First, note that equation (3) can also be written as follows (by writing $r$ as $k - r' +1$): \begin{equation} \tag{4} \boxed{ f(n,k) = \left\{ \begin{matrix} \sum_{r'=1}^k f(n-k,k-r') r' , \qquad \text{for } k < n\\ 1, \qquad \text{when } k= n \end{matrix} \right.} \end{equation} Or in a more explicit form as follows \begin{equation} f(n,k) = f(n-k,k-1) + 2 f(n-k, k-2) + \dots (k-1) f(n-k,1) + \delta_{k,n} \end{equation} where $\delta_{i,j}$ denotes Kronecker delta and the term $k. f(n-k,0)$ is not present because $f(a,0)$ is 0 for any $a$.
Let us now denote the generating function for $f(n,k)$ by $F_k(x)$. Then we have,
\begin{equation} \tag{4} F_k(x) = x^k (F_{k-1}(x) + 2 F_{k-2}(x) + \dots + (k-1) F_1(x) +1) \end{equation}
Note that $F_1(x) = x$, $F_2(x) = x^2 (F_1(x) + 1)$, $F_3(x) = x^3( F_2(x) + 2 F_1(x) + 1)$ and so on. From equation (1) it should be clear that the generating function for $a_n$ is \begin{equation} F(x) = \sum_{k=1}^{\infty} F_k(x) \end{equation} Using equation (4) we can see that, $$F(x) = {x\over (1-x)} + {x^3 \over (1-x)^2 (1- x^2)} + {x^6 \over (1-x)^2(1-x^2)^2(1-x^3)} + \dots = \mathop{\sum}_{m=1}^{\infty} {x^{m(m+1)/2}.(1-x^m) \over \prod_{i=1}^m (1 - x^i)^2}$$ Note the appearance of the triangular numbers in the exponents of the numerator. I believe $F(x)$ has some interesting interpretations in terms of partitions that I am unable to see now.

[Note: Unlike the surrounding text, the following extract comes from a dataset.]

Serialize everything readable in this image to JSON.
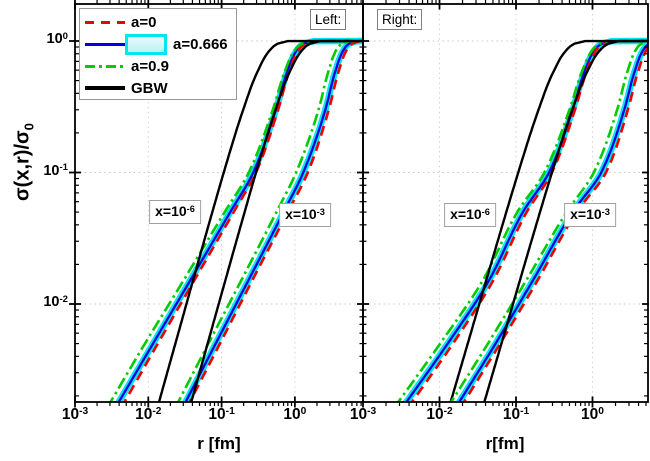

Please see the aside below.
To conclude, $a_n$ is the coefficient of $x^n$ in $F(x)$.
Silly Checks
We will use the examples in the question to check equation (3).
Note that $$ f(3,2) = \mathop{\sum}_{r=1}^2f(3-2,r-1).(2-r+1) = f(1,1).(2-2+1) = 1 $$ We have used he fact that $f(n,0) = 0$ for any $n$. $$ f(n,2) = \mathop{\sum}_{r=1}^2f(n-2,r-1).(2-r+1) = 0 \quad \text{for } n >3 $$ Note that there is only one arrangement with 2 coins in the bottom layer when $n=3$. For $n > 3$ and $k=2$ the RHS of equation (3) evaluates to zero because $f(n,1) = f(n,0) =0 $ for $n>1$. This agrees with examples where we don't see any arrangement with $2$ coins in the bottom layer for $n > 3$. $$ f(n,n-1) = \mathop{\sum}_{r=1}^{n-1} f(1,r-1).(n-1-r+1) = n-2 $$ Note that $f(1,0) = 0$ and $f(1,a) = 0$ for $a>1$. The above expression also agrees with the examples shown in the question.
Aside:
The solution to the problem in the wikipedia link (different from the question here) is the Ramanujan continued fraction (described in the first reference in the wikipedia link).